TRIATHLON: arrêtons de mettre du 30/30 à toutes les sauces!

C’est naturel lorsqu’on connait peu le domaine de l’entrainement et qu’on évolue d’un sport vers un autre, de la course à pied vers le cyclisme par exemple. C’est aussi une habitude de triathlète de transposer ce qui se fait dans un sport vers un autre sport, de la même manière de la càp vers le cyclisme.

Malheureusement, certaines constructions de séance n’ont pas toujours le même impact sur l’organisme et donc la même réussite sur le plan physiologique. 

Voici un exemple : on peut prendre le bon vieux « 30/30 » : 30 secondes d’effort pour 30 secondes de récupération. 

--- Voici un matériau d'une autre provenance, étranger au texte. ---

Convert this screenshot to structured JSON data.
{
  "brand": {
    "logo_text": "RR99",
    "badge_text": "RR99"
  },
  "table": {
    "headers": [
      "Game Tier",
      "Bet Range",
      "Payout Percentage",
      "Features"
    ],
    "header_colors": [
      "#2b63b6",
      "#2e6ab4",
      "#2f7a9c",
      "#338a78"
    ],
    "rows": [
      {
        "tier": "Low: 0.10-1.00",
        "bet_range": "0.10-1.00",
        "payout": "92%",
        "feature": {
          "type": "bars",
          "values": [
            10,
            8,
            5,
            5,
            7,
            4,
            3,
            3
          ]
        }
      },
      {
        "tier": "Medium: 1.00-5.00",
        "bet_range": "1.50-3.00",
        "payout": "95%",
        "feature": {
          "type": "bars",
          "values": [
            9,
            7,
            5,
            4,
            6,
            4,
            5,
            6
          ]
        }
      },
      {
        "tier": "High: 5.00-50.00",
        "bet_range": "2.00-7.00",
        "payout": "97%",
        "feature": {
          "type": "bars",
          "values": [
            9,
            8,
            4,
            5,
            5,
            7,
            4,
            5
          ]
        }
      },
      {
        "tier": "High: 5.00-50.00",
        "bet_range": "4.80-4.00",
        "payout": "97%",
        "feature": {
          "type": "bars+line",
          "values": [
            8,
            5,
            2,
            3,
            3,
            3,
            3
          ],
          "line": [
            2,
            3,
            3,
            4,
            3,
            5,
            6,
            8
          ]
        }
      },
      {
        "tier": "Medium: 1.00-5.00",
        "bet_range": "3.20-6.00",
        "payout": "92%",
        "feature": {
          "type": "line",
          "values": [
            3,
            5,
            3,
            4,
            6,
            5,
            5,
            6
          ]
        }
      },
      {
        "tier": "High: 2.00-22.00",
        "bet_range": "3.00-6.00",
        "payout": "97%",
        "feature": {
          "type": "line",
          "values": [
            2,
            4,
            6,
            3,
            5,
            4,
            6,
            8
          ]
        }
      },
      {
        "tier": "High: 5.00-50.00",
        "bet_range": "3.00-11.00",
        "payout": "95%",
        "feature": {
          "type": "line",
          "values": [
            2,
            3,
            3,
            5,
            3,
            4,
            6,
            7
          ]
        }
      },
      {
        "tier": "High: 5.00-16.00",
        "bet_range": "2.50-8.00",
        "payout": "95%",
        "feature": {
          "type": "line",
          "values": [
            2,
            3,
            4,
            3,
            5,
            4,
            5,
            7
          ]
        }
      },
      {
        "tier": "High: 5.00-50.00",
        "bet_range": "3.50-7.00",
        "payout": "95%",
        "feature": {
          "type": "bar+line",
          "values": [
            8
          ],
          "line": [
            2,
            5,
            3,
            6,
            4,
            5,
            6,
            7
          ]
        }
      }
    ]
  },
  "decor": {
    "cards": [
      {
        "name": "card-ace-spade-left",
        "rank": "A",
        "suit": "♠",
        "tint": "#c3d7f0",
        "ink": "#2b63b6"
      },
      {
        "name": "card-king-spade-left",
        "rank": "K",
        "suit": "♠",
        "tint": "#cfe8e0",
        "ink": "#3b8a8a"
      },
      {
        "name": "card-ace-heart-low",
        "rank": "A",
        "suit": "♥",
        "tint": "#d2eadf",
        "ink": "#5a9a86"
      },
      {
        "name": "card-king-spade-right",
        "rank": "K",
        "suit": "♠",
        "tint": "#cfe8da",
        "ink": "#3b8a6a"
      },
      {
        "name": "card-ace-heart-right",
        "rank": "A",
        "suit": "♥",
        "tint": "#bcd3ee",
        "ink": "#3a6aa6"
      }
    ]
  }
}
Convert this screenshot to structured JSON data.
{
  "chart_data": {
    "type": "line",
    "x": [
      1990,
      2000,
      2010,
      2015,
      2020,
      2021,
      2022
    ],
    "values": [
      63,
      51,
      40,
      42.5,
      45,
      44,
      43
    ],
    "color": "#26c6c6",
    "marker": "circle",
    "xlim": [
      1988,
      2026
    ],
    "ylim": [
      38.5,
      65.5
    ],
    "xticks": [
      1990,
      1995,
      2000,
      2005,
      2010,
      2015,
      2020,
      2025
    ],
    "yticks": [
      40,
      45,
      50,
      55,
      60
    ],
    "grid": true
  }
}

En course à pied, c’est une séance de base qui fonctionne relativement bien mais dans ce cas, il faut bien calibrer les vitesses de course sur l’effort mais aussi le contre-effort : si la récupération active est trop lente, la fréquence cardiaque descend trop. 

En transposant cette séance en cyclisme, ce phénomène de récupération trop marquée est exacerbé à moins de majorée l’intensité du contre-effort. 

Pour quelles raisons ? 

La course à pied est une pratique sportive qui « agresse » l’organisme : la station debout stimule le fonctionnement cardiaque pour faciliter la circulation sanguine, les oscillations verticales provoquées par la foulée sont un facteur supplémentaire qui accélère la FC. 

Si le « 30/30 » est bien réalisé en course à pied, cela peut être une première approche dans les séances fractionnées. 

En cyclisme, la position assise sur la selle et l’absence d’oscillations verticales (hormis en danseuse) amènent naturellement une baisse de la fréquence cardiaque pour une intensité d’effort équivalente. 

D’ailleurs, la FC max. en course à pied est bien différente que la FC max. en cyclisme pour un même individu : dans mon cas personnel, 185bpm en càp pour 178bpm en cyclisme. 

Ceci étant, on peut difficilement transposer ce fameux « 30/30 » en cyclisme pour obtenir un impact cardio-vasculaire important. 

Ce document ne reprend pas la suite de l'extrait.